Em entrevista à uma revista brasileira neste ano, a senhora mencionou que os psicanalistas se tornaram trabalhadores da saúde mental, “mais psicólogos e menos intelectuais”. Há um problema nisso?
Se eles não são mais intelectuais, aí tudo se acabou. Porque os estudos não são os mesmos, os psicólogos são centrados na clínica. No passado, os estudos pressupunham uma formação literária e filosófica. Essa cultura se perdeu no presente mesmo na psiquiatria. Tanto é que, ao menos no que diz respeito à França, você pode ver que os trabalhos históricos sobre a psicanálise agora são feitos principalmente por sociólogos ou historiadores, e não tanto por psicanalistas.
Que dificuldades a senhora enfrentou para escrever a grande biografia de Freud?
Eu tive que escrevê-la. É a primeira e única biografia de Freud feita por um francês até o momento. Eu tinha uma historiografia enorme diante de mim, portanto precisava fazer uma escolha historiográfica que não repetisse as outras biografias. Eu diria que fiz um Freud mais imerso na tradição de Viena do que outros biógrafos. Fiz um Freud mais sombrio, dividido entre luz e sombra. E escolhi temas respeitando a cronologia, de modo que temos um Freud em sua casa, um em sua vida privada, em conflito com seu tempo, um Freud que lidera um movimento, um Freud doente e um que é confrontado pelo o nazismo e a destruição. Obviamente eu amo muito o meu Freud. Tornei-o mais humano, mais contraditório.
E porque esse título, Na sua Época e em Nosso Tempo?

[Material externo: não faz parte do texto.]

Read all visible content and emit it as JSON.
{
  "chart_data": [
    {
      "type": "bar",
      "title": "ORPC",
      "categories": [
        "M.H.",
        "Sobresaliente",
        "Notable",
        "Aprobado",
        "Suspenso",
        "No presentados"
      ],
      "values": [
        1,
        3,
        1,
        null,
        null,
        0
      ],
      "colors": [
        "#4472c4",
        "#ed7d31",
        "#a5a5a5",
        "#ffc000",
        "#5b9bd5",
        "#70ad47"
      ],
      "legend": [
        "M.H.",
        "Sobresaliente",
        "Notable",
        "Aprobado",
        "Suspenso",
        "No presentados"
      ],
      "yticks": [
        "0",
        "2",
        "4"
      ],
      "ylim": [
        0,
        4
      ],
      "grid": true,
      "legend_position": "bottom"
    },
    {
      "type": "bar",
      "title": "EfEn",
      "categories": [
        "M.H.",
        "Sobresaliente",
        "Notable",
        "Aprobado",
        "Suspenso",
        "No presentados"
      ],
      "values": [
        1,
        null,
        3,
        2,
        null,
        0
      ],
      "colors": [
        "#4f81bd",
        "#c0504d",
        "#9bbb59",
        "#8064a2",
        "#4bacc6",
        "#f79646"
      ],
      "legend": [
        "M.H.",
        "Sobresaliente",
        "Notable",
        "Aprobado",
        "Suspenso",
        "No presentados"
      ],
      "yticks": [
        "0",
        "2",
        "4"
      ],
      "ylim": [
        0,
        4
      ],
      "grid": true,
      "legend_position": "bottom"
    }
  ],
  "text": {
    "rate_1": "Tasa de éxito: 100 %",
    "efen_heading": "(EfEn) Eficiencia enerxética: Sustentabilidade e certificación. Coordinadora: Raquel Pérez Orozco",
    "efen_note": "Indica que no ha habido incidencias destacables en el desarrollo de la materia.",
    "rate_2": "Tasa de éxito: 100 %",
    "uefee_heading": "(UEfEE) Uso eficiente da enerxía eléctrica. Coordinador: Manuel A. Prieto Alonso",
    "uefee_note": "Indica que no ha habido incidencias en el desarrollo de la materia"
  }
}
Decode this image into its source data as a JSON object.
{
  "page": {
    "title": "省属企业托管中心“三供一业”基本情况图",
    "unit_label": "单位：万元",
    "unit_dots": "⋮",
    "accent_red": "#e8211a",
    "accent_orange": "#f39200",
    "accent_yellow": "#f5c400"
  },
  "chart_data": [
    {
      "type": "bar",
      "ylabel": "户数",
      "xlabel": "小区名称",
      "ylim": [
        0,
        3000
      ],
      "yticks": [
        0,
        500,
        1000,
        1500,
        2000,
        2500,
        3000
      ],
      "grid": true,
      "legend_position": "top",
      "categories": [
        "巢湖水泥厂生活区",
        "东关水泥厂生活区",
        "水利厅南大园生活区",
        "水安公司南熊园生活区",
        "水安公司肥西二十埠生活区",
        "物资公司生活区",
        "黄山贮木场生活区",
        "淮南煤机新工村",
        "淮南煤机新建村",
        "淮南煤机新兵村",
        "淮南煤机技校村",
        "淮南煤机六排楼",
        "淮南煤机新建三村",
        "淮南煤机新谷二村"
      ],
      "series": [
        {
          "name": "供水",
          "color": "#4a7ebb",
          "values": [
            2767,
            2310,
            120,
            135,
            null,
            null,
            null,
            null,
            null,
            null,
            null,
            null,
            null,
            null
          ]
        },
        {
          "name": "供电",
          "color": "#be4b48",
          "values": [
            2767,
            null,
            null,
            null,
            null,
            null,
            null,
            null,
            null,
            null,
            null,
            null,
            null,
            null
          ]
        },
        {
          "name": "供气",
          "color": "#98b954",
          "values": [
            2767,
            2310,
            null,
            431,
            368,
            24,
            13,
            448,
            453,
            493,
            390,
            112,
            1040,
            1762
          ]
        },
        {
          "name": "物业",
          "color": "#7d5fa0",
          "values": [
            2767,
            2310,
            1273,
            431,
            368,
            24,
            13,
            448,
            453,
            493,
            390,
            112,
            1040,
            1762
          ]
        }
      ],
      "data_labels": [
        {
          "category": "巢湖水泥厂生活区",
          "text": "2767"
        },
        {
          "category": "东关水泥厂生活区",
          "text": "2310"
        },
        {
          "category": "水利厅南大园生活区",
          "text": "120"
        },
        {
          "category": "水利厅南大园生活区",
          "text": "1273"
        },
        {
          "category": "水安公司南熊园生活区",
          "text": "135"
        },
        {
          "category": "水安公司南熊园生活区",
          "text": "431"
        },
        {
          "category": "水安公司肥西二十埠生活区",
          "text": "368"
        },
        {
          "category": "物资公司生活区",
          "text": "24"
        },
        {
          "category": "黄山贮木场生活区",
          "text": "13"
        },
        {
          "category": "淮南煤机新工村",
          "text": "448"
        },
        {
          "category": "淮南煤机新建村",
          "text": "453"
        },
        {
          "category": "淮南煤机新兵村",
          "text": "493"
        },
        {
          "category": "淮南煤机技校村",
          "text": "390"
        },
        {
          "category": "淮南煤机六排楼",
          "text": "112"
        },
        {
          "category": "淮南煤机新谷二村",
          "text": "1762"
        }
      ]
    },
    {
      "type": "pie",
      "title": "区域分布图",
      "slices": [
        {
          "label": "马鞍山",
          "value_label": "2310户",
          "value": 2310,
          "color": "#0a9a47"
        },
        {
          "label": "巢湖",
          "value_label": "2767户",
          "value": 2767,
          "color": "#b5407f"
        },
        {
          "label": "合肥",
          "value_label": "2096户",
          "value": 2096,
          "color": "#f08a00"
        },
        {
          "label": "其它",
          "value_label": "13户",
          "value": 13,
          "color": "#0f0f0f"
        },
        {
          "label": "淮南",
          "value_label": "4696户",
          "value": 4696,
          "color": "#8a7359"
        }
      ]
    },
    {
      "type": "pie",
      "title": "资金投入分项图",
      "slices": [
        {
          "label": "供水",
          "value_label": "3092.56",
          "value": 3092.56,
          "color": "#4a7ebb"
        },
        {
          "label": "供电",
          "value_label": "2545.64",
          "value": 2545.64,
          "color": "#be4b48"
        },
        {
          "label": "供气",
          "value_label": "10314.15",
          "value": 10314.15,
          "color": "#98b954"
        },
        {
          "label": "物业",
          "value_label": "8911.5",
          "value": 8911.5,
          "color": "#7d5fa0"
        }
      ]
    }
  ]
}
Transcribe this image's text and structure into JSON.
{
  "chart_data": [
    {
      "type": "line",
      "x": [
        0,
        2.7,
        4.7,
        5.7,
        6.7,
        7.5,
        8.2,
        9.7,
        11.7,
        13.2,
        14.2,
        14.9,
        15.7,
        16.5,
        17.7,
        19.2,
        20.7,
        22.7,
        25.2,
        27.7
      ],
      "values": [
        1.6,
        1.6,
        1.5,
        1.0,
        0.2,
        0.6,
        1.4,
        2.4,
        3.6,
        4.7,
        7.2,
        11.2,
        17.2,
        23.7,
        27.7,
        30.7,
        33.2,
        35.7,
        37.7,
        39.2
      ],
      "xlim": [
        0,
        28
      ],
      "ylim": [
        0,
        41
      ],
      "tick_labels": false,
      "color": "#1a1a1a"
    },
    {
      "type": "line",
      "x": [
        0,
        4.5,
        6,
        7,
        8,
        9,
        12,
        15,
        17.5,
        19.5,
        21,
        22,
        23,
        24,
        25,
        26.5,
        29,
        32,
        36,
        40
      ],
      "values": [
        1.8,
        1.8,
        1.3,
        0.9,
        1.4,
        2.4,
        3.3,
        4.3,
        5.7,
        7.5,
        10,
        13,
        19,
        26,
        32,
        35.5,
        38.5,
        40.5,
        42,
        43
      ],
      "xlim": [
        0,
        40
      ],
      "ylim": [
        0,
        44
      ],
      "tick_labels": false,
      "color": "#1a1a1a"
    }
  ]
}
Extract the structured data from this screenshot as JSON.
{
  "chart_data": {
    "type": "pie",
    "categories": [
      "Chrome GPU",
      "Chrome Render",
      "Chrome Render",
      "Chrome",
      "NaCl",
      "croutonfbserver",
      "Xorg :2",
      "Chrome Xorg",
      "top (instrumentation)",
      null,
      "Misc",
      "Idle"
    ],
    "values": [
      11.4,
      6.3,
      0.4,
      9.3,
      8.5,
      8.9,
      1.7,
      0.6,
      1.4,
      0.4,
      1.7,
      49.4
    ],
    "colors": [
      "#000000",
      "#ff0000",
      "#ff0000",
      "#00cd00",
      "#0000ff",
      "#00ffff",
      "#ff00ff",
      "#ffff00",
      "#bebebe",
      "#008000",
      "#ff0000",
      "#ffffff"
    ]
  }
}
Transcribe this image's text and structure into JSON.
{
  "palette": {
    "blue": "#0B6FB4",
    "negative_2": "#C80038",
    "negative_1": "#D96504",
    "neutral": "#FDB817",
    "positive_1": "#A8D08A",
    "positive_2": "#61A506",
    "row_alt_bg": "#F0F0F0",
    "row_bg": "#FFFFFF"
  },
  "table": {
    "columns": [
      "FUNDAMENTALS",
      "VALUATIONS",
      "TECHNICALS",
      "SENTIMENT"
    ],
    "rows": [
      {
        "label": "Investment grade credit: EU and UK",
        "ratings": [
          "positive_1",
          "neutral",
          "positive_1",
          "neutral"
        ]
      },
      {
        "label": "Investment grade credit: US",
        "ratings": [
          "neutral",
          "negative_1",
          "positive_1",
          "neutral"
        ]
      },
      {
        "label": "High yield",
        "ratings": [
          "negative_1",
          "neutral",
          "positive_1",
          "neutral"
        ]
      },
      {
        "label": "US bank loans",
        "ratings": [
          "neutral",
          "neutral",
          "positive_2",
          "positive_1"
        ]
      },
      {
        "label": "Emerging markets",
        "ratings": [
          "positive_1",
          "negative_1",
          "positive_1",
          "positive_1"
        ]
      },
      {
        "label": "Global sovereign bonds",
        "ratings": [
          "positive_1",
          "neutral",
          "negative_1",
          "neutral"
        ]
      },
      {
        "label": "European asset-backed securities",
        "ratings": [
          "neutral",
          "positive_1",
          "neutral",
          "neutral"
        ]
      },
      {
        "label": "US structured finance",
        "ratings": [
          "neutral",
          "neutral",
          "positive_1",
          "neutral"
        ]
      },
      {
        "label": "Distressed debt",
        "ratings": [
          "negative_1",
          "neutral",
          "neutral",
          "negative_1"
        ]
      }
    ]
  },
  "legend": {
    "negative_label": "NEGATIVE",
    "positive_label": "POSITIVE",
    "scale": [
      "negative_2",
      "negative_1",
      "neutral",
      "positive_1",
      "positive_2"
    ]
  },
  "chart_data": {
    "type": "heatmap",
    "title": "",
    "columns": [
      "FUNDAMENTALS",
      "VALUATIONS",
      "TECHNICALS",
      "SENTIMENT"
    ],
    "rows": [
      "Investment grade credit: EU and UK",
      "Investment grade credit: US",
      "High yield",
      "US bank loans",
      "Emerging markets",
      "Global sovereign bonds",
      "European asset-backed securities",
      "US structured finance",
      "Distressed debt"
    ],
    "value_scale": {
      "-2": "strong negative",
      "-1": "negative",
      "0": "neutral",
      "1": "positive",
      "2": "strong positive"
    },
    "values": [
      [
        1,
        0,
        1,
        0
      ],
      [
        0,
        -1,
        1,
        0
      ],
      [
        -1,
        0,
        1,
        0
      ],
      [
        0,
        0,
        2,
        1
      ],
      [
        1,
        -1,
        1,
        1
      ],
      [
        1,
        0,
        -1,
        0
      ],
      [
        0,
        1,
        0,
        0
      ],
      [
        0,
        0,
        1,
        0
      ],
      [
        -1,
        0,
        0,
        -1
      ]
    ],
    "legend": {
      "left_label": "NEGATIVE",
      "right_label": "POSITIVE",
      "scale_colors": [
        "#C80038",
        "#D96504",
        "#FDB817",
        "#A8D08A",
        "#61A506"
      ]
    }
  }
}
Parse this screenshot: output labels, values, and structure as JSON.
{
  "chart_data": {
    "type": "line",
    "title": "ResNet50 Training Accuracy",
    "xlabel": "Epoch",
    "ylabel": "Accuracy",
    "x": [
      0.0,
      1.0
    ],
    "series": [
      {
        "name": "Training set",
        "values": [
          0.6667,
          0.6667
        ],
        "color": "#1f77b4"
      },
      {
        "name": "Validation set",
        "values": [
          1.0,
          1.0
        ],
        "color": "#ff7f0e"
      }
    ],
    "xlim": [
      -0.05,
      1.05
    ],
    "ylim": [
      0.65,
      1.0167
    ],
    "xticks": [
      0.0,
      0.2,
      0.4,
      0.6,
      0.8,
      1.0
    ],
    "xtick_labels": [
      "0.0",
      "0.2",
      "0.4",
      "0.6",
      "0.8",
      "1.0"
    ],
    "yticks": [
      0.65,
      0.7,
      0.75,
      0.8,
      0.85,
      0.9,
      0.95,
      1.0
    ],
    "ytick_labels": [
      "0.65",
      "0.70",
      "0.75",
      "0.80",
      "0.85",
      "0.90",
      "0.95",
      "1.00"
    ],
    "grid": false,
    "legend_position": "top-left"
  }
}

Ah, é um belo título! Fala de quem ele foi em seu tempo, isto é, na história, e como ele é no nosso. No nosso, ele se tornou um dos maiores pensadores do mundo, traduzido em todo o planeta, inclusive em países nos quais não há psicanálise. E acredito que as guerras anti-Freud o beneficiaram, porque ele agora aparece como um grande homem de cultura e um grande pensador em todo o mundo. E eu contribuí para isso, já que minha biografia está traduzida em 22 idiomas. Isso, aliás, é uma loucura.